I am religious about checking my tires. I preach it from my online automotive pulpit: Check thine air pressures, check thine tread. Check them every month, lest your car riseth up and smiteth thee.
And I had checked my tires—at least I thought I had. I checked the pressure and I checked the tread. But I never took a really good look at the tires. Had I bothered to turn the wheels, or even run my hand to the back of the tire, I would have felt the worn-down rubber and known I had a problem. Instead, I'd been making cursory checks. Not good enough.
After discovering what killed the right-side tire, I went around to the left side. The tire there looked fine, but when I reached around to feel its inside edge, I cut my finger on the exposed steel cords.

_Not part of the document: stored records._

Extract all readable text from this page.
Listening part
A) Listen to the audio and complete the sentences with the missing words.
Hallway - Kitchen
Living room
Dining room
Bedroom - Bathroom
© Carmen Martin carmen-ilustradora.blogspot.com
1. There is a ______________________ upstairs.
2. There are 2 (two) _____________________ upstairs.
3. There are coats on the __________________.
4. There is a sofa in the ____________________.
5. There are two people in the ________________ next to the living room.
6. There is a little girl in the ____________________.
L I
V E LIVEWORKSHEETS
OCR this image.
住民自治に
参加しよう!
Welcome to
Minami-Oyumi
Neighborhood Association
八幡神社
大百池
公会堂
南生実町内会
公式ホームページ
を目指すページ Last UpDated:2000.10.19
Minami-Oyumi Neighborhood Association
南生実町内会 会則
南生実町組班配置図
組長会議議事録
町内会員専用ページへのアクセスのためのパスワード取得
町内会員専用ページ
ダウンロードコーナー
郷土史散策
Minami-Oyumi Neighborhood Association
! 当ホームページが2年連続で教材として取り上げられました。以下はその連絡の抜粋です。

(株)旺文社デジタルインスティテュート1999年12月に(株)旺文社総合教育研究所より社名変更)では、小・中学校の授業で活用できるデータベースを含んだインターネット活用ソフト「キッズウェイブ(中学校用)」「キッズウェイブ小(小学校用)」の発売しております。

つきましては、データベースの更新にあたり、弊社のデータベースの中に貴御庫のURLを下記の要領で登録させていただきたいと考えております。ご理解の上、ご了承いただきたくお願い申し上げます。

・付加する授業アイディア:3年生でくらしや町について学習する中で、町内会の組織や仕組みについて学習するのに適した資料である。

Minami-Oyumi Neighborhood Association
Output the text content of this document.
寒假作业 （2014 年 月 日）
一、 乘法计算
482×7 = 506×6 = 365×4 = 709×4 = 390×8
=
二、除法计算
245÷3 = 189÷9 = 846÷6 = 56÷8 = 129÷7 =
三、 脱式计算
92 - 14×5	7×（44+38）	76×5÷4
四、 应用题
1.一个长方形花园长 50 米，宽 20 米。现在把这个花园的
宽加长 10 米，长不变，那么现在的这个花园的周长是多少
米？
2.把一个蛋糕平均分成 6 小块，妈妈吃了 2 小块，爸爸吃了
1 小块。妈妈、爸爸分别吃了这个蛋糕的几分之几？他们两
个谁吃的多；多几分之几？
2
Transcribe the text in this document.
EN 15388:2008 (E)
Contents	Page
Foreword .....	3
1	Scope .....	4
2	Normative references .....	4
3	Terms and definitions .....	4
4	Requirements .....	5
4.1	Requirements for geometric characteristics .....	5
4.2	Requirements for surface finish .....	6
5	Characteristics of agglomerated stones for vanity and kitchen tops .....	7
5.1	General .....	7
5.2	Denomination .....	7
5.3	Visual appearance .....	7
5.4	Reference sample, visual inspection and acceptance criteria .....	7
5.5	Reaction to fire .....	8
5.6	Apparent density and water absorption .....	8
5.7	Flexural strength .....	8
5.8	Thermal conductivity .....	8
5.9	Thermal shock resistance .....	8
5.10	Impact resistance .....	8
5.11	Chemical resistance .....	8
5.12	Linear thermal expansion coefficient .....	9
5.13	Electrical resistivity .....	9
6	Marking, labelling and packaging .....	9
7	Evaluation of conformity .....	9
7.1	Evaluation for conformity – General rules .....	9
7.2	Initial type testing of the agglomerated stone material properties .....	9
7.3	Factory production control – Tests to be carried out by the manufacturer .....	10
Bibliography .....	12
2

TIRES: THE MOST IMPORTANT SAFETY FEATURE
Most drivers have a tendency to ignore their tires. Our cars are made up of complex systems: Engine, transmission, brakes, suspension, steering, electronics. Tires, by comparison, are just these anonymous black rubber donuts. They are deceptively simple and easy to ignore.
And yet, next to the driver, the tires are the single most important safety feature on our cars. They are all that connects our speeding 3,000-pound metal-and-glass bullets to the pavement beneath them. When we steer, when we swerve, when we brake or accelerate, it is the tires that translate our whims into motion.
Modern-day cars are packed with active safety equipment designed to keep us from having an accident: Antilock brakes, electronic stability control, even lane-departure-correction systems that can steer a drifting car back into its lane. And yet every one of these systems relies on the tires' grip on the road. No tire, no control, as anyone who has had a blowout can tell you - if they lived to tell about it.
THE MORAL OF THE STORY
The moral is simple: Buy good quality tires and do not ignore them. Check your tires (or have them checked) carefully at least once a month: Pressure, tread, and overall integrity. If there's a problem with any of your tires, treat it as a serious safety issue.
Don't ignore those anonymous black rubber donuts, because they are, quite literally, keeping you alive. Take it from a fellow who knows: ignoring your tires can cause a marriage blowout and so much more.